Page last updated at 21:10 GMT, Monday, 17 November 2008

Whistleblower to sue over sacking

Derek Pasquill
Mr Pasquill was cleared of breaching the Official Secrets Act in January.

A Foreign Office official cleared of breaching the Official Secrets Act has said he plans to sue the department after being sacked.

Derek Pasquill was accused of leaking documents relating to the government's attitude to secret rendition flights and radical groups.

Charges were dropped in January as internal documents disclosed as part of the court action undermined the case.

The Foreign Office said his dismissal was separate from the court action.

A statement from Mr Pasquill's solicitors said he was "dismissed summarily on the grounds of gross misconduct on 21 August 2008".

Mr Pasquill is issuing proceedings under the Public Interest Disclosure Act 1998, which protects public interest whistleblowers against victimisation, the statement said.

He had leaked documents which led to articles in the Observer and New Statesman outlining government policy towards radical Islam.

It is said the articles helped spark public debate and influenced the government's engagement with groups such as the Muslim Council of Britain.

At the time Mr Pasquill said that he felt the information was of "such importance" that it was right to leak the documents to a journalist "in order for that information to be discussed and debated".

Mr Pasquill's lawyer, Shah Qureshi, said: "Derek Pasquill feels that he has been backed into a corner by the FCO's belligerent stance.
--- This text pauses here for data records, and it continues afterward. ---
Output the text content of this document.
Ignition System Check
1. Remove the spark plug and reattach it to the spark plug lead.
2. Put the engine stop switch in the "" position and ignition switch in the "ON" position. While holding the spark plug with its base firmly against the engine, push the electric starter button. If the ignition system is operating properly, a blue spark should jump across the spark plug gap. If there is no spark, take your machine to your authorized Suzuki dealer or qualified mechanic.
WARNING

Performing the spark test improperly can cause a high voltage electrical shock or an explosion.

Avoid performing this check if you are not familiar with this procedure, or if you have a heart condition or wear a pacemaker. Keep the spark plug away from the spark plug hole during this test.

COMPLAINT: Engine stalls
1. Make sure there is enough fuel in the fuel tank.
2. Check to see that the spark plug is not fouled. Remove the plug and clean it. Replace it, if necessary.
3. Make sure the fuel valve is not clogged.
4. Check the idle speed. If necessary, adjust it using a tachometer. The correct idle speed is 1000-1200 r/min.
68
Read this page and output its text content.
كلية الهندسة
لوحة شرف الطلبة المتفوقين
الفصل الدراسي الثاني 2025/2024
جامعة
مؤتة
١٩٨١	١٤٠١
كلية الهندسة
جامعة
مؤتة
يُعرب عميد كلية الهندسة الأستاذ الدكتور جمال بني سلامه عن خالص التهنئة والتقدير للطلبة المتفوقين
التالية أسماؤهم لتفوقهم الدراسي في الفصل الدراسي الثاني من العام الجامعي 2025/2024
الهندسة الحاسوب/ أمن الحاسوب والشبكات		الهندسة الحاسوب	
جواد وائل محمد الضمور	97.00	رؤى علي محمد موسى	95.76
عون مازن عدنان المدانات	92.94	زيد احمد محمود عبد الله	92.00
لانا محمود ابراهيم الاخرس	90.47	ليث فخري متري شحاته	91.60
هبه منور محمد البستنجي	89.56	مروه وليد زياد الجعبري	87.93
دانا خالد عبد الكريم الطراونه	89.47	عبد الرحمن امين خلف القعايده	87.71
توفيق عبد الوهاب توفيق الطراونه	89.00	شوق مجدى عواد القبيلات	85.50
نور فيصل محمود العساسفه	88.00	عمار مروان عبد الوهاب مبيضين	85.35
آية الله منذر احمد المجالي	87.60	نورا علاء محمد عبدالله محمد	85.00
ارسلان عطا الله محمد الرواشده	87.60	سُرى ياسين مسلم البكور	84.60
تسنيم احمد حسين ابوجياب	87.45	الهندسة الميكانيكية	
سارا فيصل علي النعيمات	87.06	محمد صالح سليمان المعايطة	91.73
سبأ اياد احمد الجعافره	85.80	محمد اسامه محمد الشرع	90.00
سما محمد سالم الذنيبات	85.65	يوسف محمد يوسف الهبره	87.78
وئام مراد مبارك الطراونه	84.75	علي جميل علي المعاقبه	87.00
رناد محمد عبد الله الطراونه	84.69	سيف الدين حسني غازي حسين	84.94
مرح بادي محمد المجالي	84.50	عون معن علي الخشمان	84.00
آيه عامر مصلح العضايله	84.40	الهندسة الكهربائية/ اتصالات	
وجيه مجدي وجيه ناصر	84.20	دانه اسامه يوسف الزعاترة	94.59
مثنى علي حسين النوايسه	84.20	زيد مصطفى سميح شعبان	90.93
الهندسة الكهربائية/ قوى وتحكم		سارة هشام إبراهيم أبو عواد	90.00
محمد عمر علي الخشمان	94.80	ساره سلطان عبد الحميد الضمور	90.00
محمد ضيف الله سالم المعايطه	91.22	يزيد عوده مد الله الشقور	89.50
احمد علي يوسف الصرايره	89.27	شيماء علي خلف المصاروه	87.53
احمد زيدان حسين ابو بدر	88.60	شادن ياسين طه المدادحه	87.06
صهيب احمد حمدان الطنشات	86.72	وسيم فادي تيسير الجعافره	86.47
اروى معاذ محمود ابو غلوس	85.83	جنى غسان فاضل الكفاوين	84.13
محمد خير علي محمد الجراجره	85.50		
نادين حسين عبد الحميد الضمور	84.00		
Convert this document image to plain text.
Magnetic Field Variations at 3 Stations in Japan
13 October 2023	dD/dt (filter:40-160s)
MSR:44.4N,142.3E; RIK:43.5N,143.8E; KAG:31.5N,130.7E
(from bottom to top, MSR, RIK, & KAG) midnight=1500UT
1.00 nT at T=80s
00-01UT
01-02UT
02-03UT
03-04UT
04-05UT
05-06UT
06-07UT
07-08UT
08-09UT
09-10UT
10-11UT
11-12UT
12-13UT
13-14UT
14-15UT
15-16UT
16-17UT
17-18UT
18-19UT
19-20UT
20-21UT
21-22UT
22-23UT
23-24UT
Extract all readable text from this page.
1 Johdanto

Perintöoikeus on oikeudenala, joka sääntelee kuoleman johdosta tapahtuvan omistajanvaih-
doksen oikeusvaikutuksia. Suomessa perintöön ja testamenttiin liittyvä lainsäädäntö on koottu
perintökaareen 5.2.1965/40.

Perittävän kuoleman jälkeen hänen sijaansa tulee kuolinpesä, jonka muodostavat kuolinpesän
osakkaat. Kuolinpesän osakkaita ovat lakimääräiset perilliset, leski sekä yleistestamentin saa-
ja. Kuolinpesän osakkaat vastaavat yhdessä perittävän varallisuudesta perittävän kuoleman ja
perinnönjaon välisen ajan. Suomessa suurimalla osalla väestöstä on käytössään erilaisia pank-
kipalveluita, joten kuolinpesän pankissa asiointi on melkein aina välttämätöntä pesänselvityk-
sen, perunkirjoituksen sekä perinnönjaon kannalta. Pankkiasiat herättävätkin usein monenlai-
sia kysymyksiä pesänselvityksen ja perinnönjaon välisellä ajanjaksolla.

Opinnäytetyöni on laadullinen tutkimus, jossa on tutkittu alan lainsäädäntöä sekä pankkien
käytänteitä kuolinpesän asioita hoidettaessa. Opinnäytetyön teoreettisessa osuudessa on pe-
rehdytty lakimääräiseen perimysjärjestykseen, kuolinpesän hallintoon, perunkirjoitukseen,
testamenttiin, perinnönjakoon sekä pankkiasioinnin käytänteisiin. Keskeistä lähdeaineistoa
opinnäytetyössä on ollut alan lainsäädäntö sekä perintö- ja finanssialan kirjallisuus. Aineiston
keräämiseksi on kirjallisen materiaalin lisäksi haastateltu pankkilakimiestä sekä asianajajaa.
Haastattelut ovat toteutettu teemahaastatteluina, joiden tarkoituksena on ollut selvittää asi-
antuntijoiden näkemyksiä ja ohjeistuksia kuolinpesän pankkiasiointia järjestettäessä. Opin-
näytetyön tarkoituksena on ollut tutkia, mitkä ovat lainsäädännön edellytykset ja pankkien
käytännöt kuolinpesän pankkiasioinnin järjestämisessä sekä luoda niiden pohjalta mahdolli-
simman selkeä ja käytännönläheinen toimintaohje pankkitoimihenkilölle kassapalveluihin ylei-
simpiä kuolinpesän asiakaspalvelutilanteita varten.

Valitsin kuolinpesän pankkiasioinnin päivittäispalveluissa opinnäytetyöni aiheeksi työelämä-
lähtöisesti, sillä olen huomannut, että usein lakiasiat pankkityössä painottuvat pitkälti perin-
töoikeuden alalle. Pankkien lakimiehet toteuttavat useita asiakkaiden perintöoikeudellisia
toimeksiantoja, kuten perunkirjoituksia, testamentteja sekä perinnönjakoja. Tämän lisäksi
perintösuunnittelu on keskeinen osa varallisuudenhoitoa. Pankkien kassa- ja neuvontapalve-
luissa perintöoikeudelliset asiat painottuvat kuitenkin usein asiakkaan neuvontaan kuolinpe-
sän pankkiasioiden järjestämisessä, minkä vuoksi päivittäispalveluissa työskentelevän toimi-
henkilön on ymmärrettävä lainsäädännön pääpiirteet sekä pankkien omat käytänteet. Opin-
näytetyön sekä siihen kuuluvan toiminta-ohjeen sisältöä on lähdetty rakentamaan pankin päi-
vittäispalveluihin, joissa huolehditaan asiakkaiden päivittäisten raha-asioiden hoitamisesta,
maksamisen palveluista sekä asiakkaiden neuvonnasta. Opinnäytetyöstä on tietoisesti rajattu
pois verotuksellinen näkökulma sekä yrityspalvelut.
He made his disclosures in good faith with no benefit to himself.

"As a result, he has been subjected to criminal prosecution, stigmatisation and the loss of his livelihood for doing what he thought was 'the right thing'."

A spokesman for the Foreign Office said: "Derek Pasquill has been dismissed for gross misconduct for serious breaches of internal rules and procedures. It is therefore a separate matter from the failed criminal prosecution under the Official Secrets Act".